Würde halt super gerne BF3 anspielen ... 


Oder gibt es andere "Tricks" wie ich doch BF3 anspielen könnte?  Kann man das Bändchen (also ein Kumpel hollt sich ein Rotes) nicht durchschneiden und mit Tesa drauftun? 

Oder könnte er nicht die Bändchenverteiler bitten das Band nicht zu eng drauf zu machen weil er eine Angst vor Bändchen am Arm hat und dadurch das es locker ist, könnte er es abmachen und mir drauf???

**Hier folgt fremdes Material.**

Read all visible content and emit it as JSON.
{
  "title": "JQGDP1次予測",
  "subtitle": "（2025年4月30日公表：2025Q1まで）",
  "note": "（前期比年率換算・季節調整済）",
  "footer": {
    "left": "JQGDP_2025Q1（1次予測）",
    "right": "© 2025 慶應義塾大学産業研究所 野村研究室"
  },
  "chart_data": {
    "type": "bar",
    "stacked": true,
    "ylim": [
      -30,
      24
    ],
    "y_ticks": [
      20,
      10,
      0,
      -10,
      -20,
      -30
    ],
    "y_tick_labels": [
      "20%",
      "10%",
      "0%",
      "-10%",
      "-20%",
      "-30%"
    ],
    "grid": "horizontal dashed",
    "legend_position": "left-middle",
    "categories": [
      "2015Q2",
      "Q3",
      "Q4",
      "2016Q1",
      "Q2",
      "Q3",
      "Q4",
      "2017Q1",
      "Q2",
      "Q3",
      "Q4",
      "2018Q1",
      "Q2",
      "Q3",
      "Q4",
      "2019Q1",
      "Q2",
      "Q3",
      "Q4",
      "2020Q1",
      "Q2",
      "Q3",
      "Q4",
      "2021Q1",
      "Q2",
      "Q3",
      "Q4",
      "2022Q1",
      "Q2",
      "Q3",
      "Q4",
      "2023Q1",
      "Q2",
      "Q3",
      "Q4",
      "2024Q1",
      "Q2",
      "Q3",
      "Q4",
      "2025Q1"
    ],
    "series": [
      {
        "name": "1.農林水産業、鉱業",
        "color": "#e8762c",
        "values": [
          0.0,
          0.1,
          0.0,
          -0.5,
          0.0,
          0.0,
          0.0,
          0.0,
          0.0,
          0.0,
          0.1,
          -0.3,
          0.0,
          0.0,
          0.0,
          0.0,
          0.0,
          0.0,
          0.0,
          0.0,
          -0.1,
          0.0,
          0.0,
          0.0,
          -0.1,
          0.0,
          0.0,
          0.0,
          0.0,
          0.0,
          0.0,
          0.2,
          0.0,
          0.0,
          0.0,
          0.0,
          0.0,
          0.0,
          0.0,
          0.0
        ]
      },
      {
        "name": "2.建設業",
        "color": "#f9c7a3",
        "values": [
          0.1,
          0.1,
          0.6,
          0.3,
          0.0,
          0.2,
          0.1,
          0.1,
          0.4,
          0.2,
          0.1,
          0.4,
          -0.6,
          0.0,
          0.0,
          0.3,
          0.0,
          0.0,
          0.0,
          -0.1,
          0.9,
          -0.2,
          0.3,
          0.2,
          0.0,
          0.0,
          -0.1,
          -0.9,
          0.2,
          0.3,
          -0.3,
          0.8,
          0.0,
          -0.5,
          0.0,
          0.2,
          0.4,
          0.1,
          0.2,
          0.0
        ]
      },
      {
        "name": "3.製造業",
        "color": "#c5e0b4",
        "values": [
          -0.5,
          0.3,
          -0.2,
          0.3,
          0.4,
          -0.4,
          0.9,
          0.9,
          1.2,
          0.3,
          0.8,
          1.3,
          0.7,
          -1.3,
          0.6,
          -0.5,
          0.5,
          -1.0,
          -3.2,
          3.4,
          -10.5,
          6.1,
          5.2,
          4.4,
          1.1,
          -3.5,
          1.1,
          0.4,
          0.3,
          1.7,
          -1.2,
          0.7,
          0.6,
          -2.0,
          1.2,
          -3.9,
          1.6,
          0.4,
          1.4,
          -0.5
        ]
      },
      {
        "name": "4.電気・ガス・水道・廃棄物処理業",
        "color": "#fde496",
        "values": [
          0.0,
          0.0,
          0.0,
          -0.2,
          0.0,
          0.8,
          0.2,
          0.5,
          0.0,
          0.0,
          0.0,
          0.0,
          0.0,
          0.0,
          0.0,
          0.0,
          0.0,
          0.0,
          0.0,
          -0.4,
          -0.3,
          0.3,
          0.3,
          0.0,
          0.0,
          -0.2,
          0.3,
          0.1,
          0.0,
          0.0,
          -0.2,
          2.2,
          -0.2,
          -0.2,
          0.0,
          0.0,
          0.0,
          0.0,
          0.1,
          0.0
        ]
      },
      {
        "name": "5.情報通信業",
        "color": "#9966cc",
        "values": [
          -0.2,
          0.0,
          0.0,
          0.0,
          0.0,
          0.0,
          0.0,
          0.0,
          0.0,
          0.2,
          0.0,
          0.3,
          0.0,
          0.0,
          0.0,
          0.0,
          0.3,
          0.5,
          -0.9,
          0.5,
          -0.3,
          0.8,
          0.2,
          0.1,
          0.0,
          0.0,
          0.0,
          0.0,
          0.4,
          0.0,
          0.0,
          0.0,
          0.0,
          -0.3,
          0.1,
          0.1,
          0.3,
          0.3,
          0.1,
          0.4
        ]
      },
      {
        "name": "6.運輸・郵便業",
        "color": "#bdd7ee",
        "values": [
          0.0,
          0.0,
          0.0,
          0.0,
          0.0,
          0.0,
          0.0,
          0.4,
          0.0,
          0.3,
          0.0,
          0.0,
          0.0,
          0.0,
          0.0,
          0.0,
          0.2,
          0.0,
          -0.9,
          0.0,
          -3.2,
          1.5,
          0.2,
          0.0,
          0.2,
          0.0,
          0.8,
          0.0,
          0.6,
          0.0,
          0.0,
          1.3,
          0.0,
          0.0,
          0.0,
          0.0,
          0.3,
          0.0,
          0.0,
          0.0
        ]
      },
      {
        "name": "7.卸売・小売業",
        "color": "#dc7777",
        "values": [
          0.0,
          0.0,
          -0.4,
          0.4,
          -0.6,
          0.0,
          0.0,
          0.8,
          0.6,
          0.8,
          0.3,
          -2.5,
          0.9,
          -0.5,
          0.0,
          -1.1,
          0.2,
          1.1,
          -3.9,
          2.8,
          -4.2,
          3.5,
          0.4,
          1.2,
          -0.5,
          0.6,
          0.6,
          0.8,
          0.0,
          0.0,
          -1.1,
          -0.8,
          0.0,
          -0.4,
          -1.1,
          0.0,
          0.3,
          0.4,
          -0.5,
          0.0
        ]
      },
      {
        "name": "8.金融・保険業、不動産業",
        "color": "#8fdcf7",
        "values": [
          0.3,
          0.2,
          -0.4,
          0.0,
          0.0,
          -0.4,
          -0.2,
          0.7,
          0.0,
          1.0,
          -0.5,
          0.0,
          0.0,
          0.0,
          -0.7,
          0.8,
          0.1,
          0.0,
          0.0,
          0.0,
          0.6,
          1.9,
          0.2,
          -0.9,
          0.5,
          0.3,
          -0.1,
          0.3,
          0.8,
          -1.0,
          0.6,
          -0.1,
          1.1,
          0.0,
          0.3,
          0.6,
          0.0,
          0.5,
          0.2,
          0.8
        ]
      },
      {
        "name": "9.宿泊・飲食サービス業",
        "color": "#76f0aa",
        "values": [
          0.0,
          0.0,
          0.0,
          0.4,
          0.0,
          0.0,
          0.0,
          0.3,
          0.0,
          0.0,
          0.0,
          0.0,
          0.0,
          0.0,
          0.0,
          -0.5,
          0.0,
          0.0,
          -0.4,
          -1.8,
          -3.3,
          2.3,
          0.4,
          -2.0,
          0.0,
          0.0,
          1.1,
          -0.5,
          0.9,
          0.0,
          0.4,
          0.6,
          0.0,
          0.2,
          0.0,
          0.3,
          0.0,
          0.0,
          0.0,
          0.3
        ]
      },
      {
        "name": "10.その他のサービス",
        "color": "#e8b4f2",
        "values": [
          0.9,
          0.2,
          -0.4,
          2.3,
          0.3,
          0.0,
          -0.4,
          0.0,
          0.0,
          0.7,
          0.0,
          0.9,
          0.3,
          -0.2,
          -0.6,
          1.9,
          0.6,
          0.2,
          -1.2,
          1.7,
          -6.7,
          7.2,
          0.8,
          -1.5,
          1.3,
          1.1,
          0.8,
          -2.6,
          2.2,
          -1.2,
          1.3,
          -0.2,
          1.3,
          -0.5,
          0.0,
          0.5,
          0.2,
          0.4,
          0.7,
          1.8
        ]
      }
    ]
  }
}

Ist mir echt wichtigm wäre cool wenn ihr so nett wärt und mir da paar "Tricks" und "Tipps" geben könntet. Es ist meine erste Gamescom. Ich denke mit so einem Problem waren schon einige konfrontiert.


----------



## Painkiller (9. August 2011)

*AW: Gamescom - Altersbändchen*

Solche Themen sind hier nicht erwünscht! Es hat schon seinen Grund, warum einige Spiele ab 18 sind. Support/Tipps und Tricks um die Gesetze zu umgehen gibt es hier nicht! 

--Closed--

Gruß
Pain


----------